The Chronic Loop: Why Long COVID Doesn’t Switch Off

The same innate pathways needed in acute infection become self-perpetuating:

• RAGE sensing of AGEs, oxidised lipids, fibrin amyloid, spike fragments

• STAT3 remains active

• CCL2 stays elevated

• NLRP3 keeps priming

• HIF-2α maintains hypoxic reprogramming

• pericytes remain detached

• brainstem perfusion remains impaired

• glymphatic clearance remains limited

This produces the symptom constellation labelled:

• POTS

• ME/CFS

• MCAS

• Fibromyalgia

• Dysautonomia

• Chronic migraine

• Cognitive dysfunction

• Sleep disruption

• Sensory hypersensitivity

• Exertional crashes

Different tissues — same mechanism.

The Transition from the Acute to Chronic HIF Activation -from virus to hypoxia

In Long COVID, the shift from acute HIF-1α activation to chronic HIF-2α signalling is not a handover but a persistent overlap. Acute HIF-1α can be re-triggered at any time by stressors such as exertion, infection, heat, menstruation, or chemical exposures, while HIF-2α continues to drive chronic hypoxic reprogramming in the background.

This dual accessibility explains why the body behaves as if it is still in the acute phase years later — and why the core H1/H2 anchors may remain essential to stabilise metabolic function, vascular tone, and pericyte integrity long after the initial SARS-CoV-2 infection.

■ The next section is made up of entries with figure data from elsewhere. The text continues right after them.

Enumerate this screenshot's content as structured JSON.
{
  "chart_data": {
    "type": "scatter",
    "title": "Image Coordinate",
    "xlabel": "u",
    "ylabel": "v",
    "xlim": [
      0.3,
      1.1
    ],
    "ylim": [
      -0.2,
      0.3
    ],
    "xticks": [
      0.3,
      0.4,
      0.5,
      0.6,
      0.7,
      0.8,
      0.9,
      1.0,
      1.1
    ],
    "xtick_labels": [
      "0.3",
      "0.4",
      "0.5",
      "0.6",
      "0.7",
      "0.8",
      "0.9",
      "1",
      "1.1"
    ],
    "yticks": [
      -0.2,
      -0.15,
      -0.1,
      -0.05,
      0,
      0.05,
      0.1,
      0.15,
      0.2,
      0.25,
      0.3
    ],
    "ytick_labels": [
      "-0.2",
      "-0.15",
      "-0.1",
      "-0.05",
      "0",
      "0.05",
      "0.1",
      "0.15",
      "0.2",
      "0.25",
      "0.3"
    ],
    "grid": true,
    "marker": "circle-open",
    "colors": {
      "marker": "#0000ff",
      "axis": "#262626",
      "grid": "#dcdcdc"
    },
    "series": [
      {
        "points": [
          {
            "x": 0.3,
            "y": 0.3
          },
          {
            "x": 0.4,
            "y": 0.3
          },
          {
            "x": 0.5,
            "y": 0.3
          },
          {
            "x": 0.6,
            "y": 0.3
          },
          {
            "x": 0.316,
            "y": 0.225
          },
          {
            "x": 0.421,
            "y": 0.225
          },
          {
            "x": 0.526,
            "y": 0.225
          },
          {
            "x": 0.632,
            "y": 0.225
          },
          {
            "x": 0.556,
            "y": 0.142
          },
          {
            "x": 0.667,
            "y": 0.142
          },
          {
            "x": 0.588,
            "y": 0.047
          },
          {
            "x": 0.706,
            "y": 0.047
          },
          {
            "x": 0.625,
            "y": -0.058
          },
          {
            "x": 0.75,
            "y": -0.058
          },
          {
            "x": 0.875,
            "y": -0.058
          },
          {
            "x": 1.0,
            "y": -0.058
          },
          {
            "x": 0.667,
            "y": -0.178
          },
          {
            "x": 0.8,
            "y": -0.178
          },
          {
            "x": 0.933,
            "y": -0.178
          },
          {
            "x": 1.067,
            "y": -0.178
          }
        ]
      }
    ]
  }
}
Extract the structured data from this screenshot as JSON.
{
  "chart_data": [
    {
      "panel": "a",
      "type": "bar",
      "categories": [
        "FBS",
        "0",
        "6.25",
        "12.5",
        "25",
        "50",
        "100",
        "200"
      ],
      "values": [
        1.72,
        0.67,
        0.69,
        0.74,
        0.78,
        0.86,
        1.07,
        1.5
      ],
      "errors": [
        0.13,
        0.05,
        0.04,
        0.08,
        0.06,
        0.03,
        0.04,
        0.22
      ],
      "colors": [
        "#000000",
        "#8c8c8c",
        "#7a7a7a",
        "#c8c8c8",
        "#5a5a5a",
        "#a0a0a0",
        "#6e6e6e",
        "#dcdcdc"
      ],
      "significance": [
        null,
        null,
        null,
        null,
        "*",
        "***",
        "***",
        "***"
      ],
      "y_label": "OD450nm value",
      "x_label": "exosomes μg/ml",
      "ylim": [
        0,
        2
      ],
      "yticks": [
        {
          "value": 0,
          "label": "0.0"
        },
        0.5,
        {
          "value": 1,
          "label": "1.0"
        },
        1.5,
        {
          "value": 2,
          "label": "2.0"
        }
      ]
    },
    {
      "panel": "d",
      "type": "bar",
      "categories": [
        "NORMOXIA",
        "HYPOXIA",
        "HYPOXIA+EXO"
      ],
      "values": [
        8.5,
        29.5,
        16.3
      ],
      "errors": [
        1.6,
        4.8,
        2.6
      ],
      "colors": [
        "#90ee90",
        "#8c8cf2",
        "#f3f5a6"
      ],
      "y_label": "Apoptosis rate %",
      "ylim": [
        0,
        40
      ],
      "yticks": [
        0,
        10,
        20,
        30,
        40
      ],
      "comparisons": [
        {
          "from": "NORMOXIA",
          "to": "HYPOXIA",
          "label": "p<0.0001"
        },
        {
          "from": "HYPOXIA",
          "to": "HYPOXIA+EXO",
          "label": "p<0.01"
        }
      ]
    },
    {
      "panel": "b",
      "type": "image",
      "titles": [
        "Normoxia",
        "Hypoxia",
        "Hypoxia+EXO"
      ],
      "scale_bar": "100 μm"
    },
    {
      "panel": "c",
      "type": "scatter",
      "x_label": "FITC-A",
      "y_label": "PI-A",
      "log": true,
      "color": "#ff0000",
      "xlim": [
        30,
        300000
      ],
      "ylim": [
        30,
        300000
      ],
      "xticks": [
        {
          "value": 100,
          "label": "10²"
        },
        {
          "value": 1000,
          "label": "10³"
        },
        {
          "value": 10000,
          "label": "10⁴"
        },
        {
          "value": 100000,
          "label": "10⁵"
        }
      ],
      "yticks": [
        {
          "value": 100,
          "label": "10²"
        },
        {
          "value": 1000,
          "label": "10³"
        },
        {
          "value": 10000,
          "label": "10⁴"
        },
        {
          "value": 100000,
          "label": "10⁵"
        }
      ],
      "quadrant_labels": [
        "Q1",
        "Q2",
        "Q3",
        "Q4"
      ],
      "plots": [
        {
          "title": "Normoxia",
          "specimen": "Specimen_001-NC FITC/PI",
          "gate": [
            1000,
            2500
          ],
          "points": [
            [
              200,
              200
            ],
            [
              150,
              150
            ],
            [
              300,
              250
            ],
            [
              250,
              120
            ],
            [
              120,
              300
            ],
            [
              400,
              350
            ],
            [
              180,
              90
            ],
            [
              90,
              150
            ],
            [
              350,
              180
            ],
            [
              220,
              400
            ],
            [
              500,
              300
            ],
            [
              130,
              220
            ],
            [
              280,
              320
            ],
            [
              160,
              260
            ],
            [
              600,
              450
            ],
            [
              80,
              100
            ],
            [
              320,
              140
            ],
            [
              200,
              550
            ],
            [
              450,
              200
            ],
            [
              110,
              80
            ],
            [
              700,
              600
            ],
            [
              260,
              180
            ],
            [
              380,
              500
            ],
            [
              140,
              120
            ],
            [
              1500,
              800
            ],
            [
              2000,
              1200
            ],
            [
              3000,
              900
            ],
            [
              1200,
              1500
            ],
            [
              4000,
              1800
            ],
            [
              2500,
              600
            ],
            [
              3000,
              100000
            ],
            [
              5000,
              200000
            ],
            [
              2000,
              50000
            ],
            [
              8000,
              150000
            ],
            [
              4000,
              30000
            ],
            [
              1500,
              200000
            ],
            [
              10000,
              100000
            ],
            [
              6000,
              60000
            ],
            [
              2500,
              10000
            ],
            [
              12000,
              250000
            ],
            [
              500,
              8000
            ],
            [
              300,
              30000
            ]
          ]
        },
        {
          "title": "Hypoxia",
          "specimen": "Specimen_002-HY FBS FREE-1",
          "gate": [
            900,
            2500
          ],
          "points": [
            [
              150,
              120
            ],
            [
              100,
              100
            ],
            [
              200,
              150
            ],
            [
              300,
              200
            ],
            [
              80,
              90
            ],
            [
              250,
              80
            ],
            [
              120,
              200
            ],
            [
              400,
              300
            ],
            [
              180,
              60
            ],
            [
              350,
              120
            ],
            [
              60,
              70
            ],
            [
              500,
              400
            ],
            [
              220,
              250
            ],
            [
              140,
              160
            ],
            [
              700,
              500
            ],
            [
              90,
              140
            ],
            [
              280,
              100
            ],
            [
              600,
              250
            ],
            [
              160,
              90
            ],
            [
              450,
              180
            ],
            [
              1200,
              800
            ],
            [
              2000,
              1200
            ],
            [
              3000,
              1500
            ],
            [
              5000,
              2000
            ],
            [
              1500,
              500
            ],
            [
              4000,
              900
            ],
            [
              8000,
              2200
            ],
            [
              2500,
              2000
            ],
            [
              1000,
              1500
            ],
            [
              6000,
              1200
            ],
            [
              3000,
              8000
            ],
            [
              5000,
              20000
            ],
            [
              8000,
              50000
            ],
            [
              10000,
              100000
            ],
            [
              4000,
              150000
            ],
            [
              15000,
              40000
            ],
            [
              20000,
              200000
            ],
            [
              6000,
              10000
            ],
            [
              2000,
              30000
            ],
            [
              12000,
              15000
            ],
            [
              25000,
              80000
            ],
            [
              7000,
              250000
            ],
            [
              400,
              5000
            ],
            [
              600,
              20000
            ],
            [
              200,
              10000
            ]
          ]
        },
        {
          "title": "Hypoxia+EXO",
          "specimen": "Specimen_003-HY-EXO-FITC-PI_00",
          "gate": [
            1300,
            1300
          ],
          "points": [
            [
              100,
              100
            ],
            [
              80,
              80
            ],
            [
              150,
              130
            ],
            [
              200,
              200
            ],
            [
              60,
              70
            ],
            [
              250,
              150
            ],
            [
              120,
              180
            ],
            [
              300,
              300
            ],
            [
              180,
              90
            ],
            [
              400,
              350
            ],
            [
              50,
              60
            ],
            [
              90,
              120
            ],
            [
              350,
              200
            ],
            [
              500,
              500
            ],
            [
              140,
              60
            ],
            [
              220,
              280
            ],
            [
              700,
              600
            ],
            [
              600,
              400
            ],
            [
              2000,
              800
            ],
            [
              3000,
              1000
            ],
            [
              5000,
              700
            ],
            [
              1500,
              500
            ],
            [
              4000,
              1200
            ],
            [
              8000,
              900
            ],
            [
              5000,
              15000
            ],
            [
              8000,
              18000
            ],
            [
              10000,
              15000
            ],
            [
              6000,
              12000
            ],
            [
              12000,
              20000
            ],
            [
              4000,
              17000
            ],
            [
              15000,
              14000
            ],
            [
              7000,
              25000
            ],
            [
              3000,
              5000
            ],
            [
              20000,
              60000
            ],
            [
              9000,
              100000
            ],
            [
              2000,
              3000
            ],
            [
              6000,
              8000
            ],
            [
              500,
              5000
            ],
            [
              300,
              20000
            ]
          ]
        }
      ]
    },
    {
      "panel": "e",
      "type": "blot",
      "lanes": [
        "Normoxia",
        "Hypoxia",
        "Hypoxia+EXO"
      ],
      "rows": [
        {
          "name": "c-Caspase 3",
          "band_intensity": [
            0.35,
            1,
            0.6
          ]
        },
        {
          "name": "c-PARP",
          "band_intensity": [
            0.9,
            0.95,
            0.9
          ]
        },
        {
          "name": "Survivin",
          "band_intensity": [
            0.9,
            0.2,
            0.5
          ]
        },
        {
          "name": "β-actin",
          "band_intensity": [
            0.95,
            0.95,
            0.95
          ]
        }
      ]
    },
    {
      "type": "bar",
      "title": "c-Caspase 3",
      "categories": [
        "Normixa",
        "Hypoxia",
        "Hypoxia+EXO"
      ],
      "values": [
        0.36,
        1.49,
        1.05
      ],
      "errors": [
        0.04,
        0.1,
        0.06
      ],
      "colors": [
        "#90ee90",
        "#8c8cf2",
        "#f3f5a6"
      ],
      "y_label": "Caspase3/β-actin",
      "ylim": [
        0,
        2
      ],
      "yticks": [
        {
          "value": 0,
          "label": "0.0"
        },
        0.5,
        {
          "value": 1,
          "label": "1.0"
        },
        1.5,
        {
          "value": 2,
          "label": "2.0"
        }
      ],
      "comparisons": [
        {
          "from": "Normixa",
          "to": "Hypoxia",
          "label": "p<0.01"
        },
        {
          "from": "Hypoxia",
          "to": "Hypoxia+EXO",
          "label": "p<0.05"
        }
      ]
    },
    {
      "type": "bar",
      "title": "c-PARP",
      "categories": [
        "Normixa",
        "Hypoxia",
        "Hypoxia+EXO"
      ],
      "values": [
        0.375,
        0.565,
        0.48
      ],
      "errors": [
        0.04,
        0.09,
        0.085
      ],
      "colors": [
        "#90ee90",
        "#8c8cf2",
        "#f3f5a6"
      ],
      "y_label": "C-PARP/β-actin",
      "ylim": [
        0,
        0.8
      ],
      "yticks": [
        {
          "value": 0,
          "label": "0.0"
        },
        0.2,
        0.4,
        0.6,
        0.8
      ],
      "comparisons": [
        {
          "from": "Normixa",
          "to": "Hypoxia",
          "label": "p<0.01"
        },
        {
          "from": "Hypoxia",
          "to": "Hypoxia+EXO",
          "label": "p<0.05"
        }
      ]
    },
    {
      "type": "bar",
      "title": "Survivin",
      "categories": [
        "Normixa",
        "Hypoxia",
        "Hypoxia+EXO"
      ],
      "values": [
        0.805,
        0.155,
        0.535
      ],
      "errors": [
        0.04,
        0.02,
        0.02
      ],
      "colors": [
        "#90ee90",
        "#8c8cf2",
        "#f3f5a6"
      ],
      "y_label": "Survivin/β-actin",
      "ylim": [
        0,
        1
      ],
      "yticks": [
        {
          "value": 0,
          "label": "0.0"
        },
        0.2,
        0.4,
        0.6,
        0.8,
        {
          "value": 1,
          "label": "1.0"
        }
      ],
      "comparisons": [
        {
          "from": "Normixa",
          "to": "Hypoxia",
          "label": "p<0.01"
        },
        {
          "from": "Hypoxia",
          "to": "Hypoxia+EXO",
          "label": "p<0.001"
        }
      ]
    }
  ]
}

Table 1: The HIF Overlap Model: Why Acute COVID Never Fully Switches Off

Preload Failure: The Bridge Between Long COVID and POTS

Supine to standing echocardiography in Long COVID cohorts consistently shows:

• reduced stroke volume

• impaired diastolic filling

• blunted RAAS activation

• tachycardia as compensation

• vertebral venous congestion

• reduced brainstem perfusion

Long COVID often layers an easily re-triggered acute-phase inflammatory state on top of the same mechanical–vascular preload defects seen in severe POTS.   This combination explains why Long COVID is more volatile and relapse-prone than classic POTS.

Why This Matters

When clinicians and patients understand that Long COVID = acute-phase reactivation + chronic hypoxic microvascular disease, everything snaps into place:

• symptoms make sense

• relapses make sense

• comorbidities make sense

• treatment pathways become clearer

The full scientific, physician, and patient-level series — including preload signatures, RAAS physiology, pericyte biology, genomic risk clusters, and therapeutic frameworks — will be released in early 2026.

For the first time, Long COVID has a coherent and testable biological mechanism — and with it, a realistic and increasingly reproducible path toward recovery for many patients.